Abb. 7: oben: Wasserzeichen einer Hupfeld 88er Phonola; unten: Wasserzeichen einer Schüller & Meissner Notenrolle.

Abschliessend lässt sich sagen: An der Entwicklung des idealen Notenrollenpapieres wurde ständig experimentiert. Für die Produktion wurden ganze Maschinenparks eingesetzt, die technologischen Einflussfaktoren sind also vielseitig. Bekräftigt wird die Komplexität bei der Papierherstellung auch durch die Einflussfaktoren, welche die Eigenschaft der Dimensionsstabiliät bei der heutigen Papiererzeugung steuern: Faserstoffart, Mahlungszustand der Faserstoffe, Füllstoffanteil, Einsatz von Leimungsmitteln und Nassfest­mitteln/Leimung, Faserorientierungs­profil, Gleich­mässigkeit der Trocknung, Bahnspannung zwischen den Antriebsgruppen der Papiermaschine sowie Spannung der Trockensiebe bzw. Trockenfilze sind entscheidend. Doch auch mit diesem Wissen bleibt die Entschlüsselung der historischen Produktionsmethoden weiterhin eine grosse Herausforderung.

Wechseln wir nun den Schauplatz von den Papierproduktionsstätten und Materialprüfungs­laboren und kehren zurück in den Konzertsaal. Wird eine Notenrolle zum Abspielen im Instrument eingesetzt, beeinträchtigt die lang und breit besprochene Papierqualität das Spiel wahrscheinlich geringer als die Tatsache, dass die Notenrolle als funktionales Objekt abgespielt wird.

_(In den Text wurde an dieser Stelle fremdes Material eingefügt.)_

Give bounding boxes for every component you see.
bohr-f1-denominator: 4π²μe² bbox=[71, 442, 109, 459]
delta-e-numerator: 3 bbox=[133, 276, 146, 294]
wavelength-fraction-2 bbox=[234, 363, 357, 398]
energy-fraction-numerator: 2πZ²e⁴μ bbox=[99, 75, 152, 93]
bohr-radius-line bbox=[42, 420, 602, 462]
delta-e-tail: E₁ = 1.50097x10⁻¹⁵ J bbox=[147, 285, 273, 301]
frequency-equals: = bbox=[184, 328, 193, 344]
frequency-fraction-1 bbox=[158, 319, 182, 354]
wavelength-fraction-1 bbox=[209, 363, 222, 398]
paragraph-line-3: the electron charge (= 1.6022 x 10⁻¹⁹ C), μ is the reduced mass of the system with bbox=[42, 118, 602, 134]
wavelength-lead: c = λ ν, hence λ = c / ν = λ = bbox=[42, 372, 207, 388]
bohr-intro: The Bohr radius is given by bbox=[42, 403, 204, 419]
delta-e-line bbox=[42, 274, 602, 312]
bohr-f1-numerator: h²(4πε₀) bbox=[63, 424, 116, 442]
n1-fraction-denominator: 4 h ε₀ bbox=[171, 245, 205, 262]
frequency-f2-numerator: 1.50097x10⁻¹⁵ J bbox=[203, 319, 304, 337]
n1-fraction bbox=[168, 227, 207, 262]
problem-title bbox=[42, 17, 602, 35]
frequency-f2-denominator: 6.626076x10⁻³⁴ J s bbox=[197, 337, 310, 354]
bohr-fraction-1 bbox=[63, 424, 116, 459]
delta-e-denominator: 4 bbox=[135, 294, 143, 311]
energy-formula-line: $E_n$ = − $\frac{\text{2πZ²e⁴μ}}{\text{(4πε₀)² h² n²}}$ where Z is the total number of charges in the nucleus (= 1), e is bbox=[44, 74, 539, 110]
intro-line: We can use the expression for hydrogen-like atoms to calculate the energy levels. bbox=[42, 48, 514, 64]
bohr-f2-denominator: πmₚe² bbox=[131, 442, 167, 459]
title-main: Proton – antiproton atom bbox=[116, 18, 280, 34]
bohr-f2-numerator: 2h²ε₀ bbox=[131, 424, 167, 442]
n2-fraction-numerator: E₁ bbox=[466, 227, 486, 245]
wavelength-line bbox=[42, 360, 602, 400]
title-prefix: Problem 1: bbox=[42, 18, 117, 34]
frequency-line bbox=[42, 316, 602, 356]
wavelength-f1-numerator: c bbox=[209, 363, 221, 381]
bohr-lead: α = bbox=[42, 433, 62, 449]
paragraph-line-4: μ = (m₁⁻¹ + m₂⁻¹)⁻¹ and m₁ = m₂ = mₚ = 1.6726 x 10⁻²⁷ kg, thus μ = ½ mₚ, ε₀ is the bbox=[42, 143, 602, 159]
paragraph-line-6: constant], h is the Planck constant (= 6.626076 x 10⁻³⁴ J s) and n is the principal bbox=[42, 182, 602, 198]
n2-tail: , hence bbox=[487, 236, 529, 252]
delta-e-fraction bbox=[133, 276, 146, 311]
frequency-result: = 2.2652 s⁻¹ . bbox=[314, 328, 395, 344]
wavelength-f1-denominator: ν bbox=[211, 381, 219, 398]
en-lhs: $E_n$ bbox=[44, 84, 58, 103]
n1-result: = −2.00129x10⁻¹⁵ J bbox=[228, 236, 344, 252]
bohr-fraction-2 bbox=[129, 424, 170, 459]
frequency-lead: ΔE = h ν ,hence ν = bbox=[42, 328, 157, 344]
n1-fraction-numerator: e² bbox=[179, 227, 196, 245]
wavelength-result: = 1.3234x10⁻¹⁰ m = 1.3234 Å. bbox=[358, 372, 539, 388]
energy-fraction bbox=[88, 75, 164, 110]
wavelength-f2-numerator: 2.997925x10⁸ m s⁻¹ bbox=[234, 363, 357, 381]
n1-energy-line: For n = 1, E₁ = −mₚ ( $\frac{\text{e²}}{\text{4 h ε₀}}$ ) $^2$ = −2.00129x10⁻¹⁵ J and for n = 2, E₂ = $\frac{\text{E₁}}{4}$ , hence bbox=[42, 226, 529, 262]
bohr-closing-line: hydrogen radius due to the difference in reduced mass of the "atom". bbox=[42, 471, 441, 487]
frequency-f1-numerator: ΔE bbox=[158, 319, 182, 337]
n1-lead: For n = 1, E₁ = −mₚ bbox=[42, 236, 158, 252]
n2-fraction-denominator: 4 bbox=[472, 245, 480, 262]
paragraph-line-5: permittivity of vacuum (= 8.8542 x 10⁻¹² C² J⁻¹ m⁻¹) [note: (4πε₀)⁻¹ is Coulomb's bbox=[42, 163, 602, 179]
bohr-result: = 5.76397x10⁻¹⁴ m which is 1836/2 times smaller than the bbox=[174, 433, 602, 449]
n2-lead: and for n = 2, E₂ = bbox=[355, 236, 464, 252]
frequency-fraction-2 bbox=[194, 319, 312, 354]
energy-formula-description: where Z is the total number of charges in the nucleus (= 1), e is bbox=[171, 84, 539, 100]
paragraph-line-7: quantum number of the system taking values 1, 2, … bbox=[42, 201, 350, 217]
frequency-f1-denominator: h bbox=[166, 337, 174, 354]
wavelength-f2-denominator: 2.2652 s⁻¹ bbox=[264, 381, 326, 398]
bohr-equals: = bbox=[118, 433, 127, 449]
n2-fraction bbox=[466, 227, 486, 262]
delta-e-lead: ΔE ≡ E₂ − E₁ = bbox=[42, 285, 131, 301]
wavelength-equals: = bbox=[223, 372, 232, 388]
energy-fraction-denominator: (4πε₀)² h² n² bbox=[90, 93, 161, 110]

Schlechte Voraussetzungen wie ungünstig eingestellte Wangen, gestanzte und für die Stabilität nachteilig positionierte Löcher, welche schnell einreissen, oder ein schlangenförmiger Bandablauf als Folge von Dimensionsveränderungen können zu Beschädigungen an der Notenrolle führen. Viele Beschädigungen treten beim Rückspulen der Notenrolle auf, weil dieser Vorgang mit erhöhtem Tempo geschieht. Ein häufig beobachtetes Schadensbild ist das seitliche Einreissen des Papieres, das sich über weite Strecken hinziehen kann. Papier ist in dieser Hinsicht eben doch gleich Papier; auch ein gut ausgetüfteltes Notenrollenpapier kann schlussendlich mechanischen Belastungen nur ungenügend die Stirn bieten. Doch so lange das Papier melodische Töne von sich gibt, wird daran wohl niemand denken.